School of Nursing
- Type: Nursing school
- Established: 1907; 119 years ago
- Parent institution: University of California, San Francisco
- Dean: Carol Dawson-Rose
- Students: 505
- Doctoral students: 152
- Location: San Francisco, California 37°45′46″N 122°27′29″W﻿ / ﻿37.7627°N 122.4581°W
- Website: http://nursing.ucsf.edu

= UCSF School of Nursing =

Nursing school in California

The UCSF School of Nursing is the nursing school of University of California, San Francisco, and is located in San Francisco, California. It consistently ranks among the top nursing schools in the United States by NIH funding. It is recognized as one of the premier graduate nursing schools in the United States.

==History==
Following the 1906 San Francisco earthquake, more than 40,000 people were relocated to a makeshift tent city in Golden Gate Park and were treated by the faculty of the Affiliated Colleges (now called UCSF).

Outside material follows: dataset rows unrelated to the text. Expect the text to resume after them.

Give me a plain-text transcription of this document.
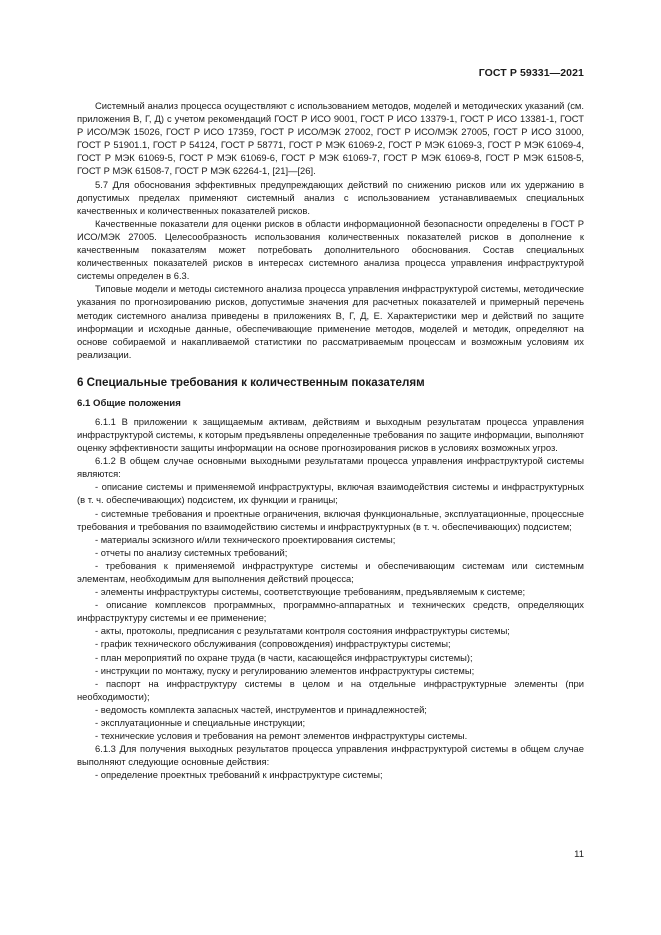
ГОСТ Р 59331—2021

Системный анализ процесса осуществляют с использованием методов, моделей и методических указаний (см. приложения В, Г, Д) с учетом рекомендаций ГОСТ Р ИСО 9001, ГОСТ Р ИСО 13379-1, ГОСТ Р ИСО 13381-1, ГОСТ Р ИСО/МЭК 15026, ГОСТ Р ИСО 17359, ГОСТ Р ИСО/МЭК 27002, ГОСТ Р ИСО/МЭК 27005, ГОСТ Р ИСО 31000, ГОСТ Р 51901.1, ГОСТ Р 54124, ГОСТ Р 58771, ГОСТ Р МЭК 61069-2, ГОСТ Р МЭК 61069-3, ГОСТ Р МЭК 61069-4, ГОСТ Р МЭК 61069-5, ГОСТ Р МЭК 61069-6, ГОСТ Р МЭК 61069-7, ГОСТ Р МЭК 61069-8, ГОСТ Р МЭК 61508-5, ГОСТ Р МЭК 61508-7, ГОСТ Р МЭК 62264-1, [21]—[26].

5.7 Для обоснования эффективных предупреждающих действий по снижению рисков или их удержанию в допустимых пределах применяют системный анализ с использованием устанавливаемых специальных качественных и количественных показателей рисков.

Качественные показатели для оценки рисков в области информационной безопасности определены в ГОСТ Р ИСО/МЭК 27005. Целесообразность использования количественных показателей рисков в дополнение к качественным показателям может потребовать дополнительного обоснования. Состав специальных количественных показателей рисков в интересах системного анализа процесса управления инфраструктурой системы определен в 6.3.

Типовые модели и методы системного анализа процесса управления инфраструктурой системы, методические указания по прогнозированию рисков, допустимые значения для расчетных показателей и примерный перечень методик системного анализа приведены в приложениях В, Г, Д, Е. Характеристики мер и действий по защите информации и исходные данные, обеспечивающие применение методов, моделей и методик, определяют на основе собираемой и накапливаемой статистики по рассматриваемым процессам и возможным условиям их реализации.

6 Специальные требования к количественным показателям
6.1 Общие положения

6.1.1 В приложении к защищаемым активам, действиям и выходным результатам процесса управления инфраструктурой системы, к которым предъявлены определенные требования по защите информации, выполняют оценку эффективности защиты информации на основе прогнозирования рисков в условиях возможных угроз.

6.1.2 В общем случае основными выходными результатами процесса управления инфраструктурой системы являются:

- описание системы и применяемой инфраструктуры, включая взаимодействия системы и инфраструктурных (в т. ч. обеспечивающих) подсистем, их функции и границы;

- системные требования и проектные ограничения, включая функциональные, эксплуатационные, процессные требования и требования по взаимодействию системы и инфраструктурных (в т. ч. обеспечивающих) подсистем;

- материалы эскизного и/или технического проектирования системы;

- отчеты по анализу системных требований;

- требования к применяемой инфраструктуре системы и обеспечивающим системам или системным элементам, необходимым для выполнения действий процесса;

- элементы инфраструктуры системы, соответствующие требованиям, предъявляемым к системе;

- описание комплексов программных, программно-аппаратных и технических средств, определяющих инфраструктуру системы и ее применение;

- акты, протоколы, предписания с результатами контроля состояния инфраструктуры системы;

- график технического обслуживания (сопровождения) инфраструктуры системы;

- план мероприятий по охране труда (в части, касающейся инфраструктуры системы);

- инструкции по монтажу, пуску и регулированию элементов инфраструктуры системы;

- паспорт на инфраструктуру системы в целом и на отдельные инфраструктурные элементы (при необходимости);

- ведомость комплекта запасных частей, инструментов и принадлежностей;

- эксплуатационные и специальные инструкции;

- технические условия и требования на ремонт элементов инфраструктуры системы.

6.1.3 Для получения выходных результатов процесса управления инфраструктурой системы в общем случае выполняют следующие основные действия:

- определение проектных требований к инфраструктуре системы;

11
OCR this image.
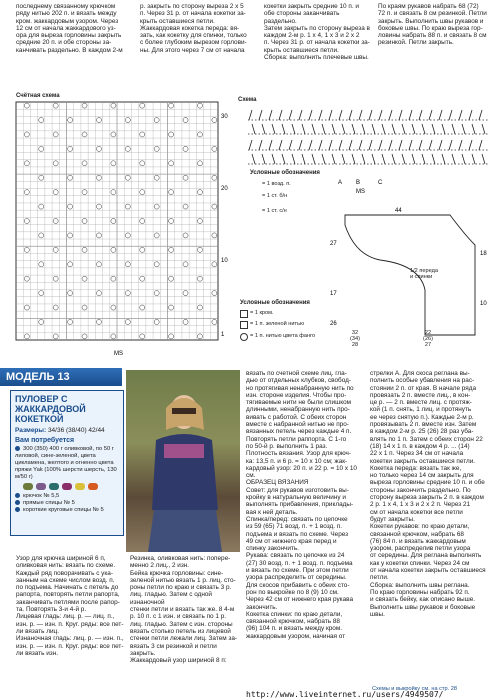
последнему связанному крючком
ряду нитью 202 п. и вязать между
кром. жаккардовым узором. Через
12 см от начала жаккардового уз-
ора для выреза горловины закрыть
средние 20 п. и обе стороны за-
канчивать раздельно. В каждом 2-м
р. закрыть по сторону выреза 2 x 5
п. Через 31 р. от начала кокетки за-
крыть оставшиеся петли.
Жаккардовая кокетка переда: вя-
зать, как кокетку для спинки, только
с более глубоким вырезом горлови-
ны. Для этого через 7 см от начала
кокетки закрыть средние 10 п. и
обе стороны заканчивать раздельно.
Затем закрыть по сторону выреза в
каждом 2-м р. 1 x 4, 1 x 3 и 2 x 2
п. Через 31 р. от начала кокетки за-
крыть оставшиеся петли.
Сборка: выполнить плечевые швы.
По краям рукавов набрать 68 (72)
72 п. и связать 8 см резинкой. Петли
закрыть. Выполнить швы рукавов и
боковые швы. По краю выреза гор-
ловины набрать 88 п. и связать 8 см
резинкой. Петли закрыть.
Счётная схема
MS
30
20
10
1
Схема
A B	C
MS
Условные обозначения
= 1 возд. п.
= 1 ст. б/н
= 1 ст. с/н	44
27
17
26
18
10
1/2 переда
и спинки
32
(34)
28
22
(26)
27
Условные обозначения
= 1 кром.
= 1 п. зеленой нитью
= 1 п. нитью цвета фанго
МОДЕЛЬ 13
ПУЛОВЕР С ЖАККАРДОВОЙ КОКЕТКОЙ
Размеры: 34/36 (38/40) 42/44
Вам потребуется
300 (350) 400 г оливковой, по 50 г лиловой, сине-зеленой, цвета цикламена, желтого и огненно цвета пряжи Yak (100% шерсти шерсть, 130 м/50 г)
крючок № 5,5
прямые спицы № 5
короткие круговые спицы № 5
Узор для крючка шириной 6 п,
оливковая нить: вязать по схеме.
Каждый ряд поворачивать с ука-
занным на схеме числом возд. п.
по подъема. Начинать с петель до
рапорта, повторять петли рапорта,
заканчивать петлями после рапор-
та. Повторять 3-и 4-й р.
Лицевая гладь: лиц. р. — лиц. п.,
изн. р. — изн. п. Круг. ряды: все пет-
ли вязать лиц.
Изнаночная гладь: лиц. р. — изн. п.,
изн. р. — изн. п. Круг. ряды: все пет-
ли вязать изн.
Резинка, оливковая нить: попере-
менно 2 лиц., 2 изн.
Бейка крючка горловины: сине-
зеленой нитью вязать 1 р. лиц. сто-
роны петли по краю и связать 3 р.
лиц. гладью. Затем с одной изнаночной
стенки петли и вязать так же. 8 4-м
р. 10 п. с 1 изн. и связать по 1 р.
лиц. гладью. Затем с изн. стороны
вязать столько петель из лицевой
стенки петли лежали лиц. Затем за-
вязать 3 см резинкой и петли закрыть.
Жаккардовый узор шириной 8 п:
вязать по счетной схеме лиц. гла-
дью от отдельных клубков, свобод-
но протягивая ненабранную нить по
изн. стороне изделия. Чтобы про-
тягиваемые нити не были слишком
длинными, ненабранную нить про-
вивать с работой. С обеих сторон
вместе с набранной нитью не про-
вязанных петель через каждые 4 п.
Повторять петли раппорта. С 1-го
по 50-й р. выполнить 1 раз.
Плотность вязания. Узор для крюч-
ка: 13,5 п. и 6 р. = 10 х 10 см; жак-
кардовый узор: 20 п. и 22 р. = 10 х 10 см.
ОБРАЗЕЦ ВЯЗАНИЯ
Совет: для рукавов изготовить вы-
кройку в натуральную величину и
выполнять прибавления, приклады-
вая к ней деталь.
Спинка/перед: связать по цепочке
из 59 (65) 71 возд. п. + 1 возд. п.
подъема и вязать по схеме. Через
49 см от нижнего края перед и
спинку закончить.
Рукава: связать по цепочке из 24
(27) 30 возд. п. + 1 возд. п. подъема
и вязать по схеме. При этом петли
узора распределить от середины.
Для скосов прибавить с обеих сто-
рон по выкройке по 8 (9) 10 см.
Через 42 см от нижнего края рукава
закончить.
Кокетка спинки: по краю детали,
связанной крючком, набрать 88
(96) 104 п. и вязать между кром.
жаккардовым узором, начиная от
стрелки А. Для скоса реглана вы-
полнить особые убавления на рас-
стоянии 2 п. от края. В начале ряда
провязать 2 п. вместе лиц., в кон-
це р. — 2 п. вместе лиц. с протяж-
кой (1 п. снять, 1 лиц. и протянуть
ее через снятую п.). Каждые 2-м р.
провязывать 2 п. вместе изн. Затем
в каждом 2-м р. 25 (26) 28 раз уба-
влять по 1 п. Затем с обеих сторон 22
(18) 14 х 1 п. в каждом 4 р. ... (14)
22 х 1 п. Через 34 см от начала
кокетки закрыть оставшиеся петли.
Кокетка переда: вязать так же,
но только через 14 см закрыть для
выреза горловины средние 10 п. и обе
стороны закончить раздельно. По
сторону выреза закрыть 2 п. в каждом
2 р. 1 х 4, 1 х 3 и 2 х 2 п. Через 21
см от начала кокетки все петли
будут закрыты.
Кокетки рукавов: по краю детали,
связанной крючком, набрать 68
(76) 84 п. и вязать жаккардовым
узором, распределив петли узора
от середины. Для реглана выполнять
как у кокетки спинки. Через 24 см
от начала кокетки закрыть оставшиеся
петли.
Сборка: выполнить швы реглана.
По краю горловины набрать 92 п.
и связать бейку, как описано выше.
Выполнить швы рукавов и боковые
швы.
Схемы и выкройку см. на стр. 28
http://www.liveinternet.ru/users/4949507/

This brought the school, which until then was located on the western outskirts of the city, in contact with significant swathes of the population and fueled the commitment of the school towards civic responsibility and health care, increasing the momentum towards the construction of health facilities. In April 1907 one of the buildings was renovated for outpatient care with 75 beds. This created the need to train nursing students, and in 1907, the UC Training School for Nurses was established as the fourth Affiliated College of the University of California Medical Department, joining the Colleges of Medicine, Dentistry, and Pharmacy.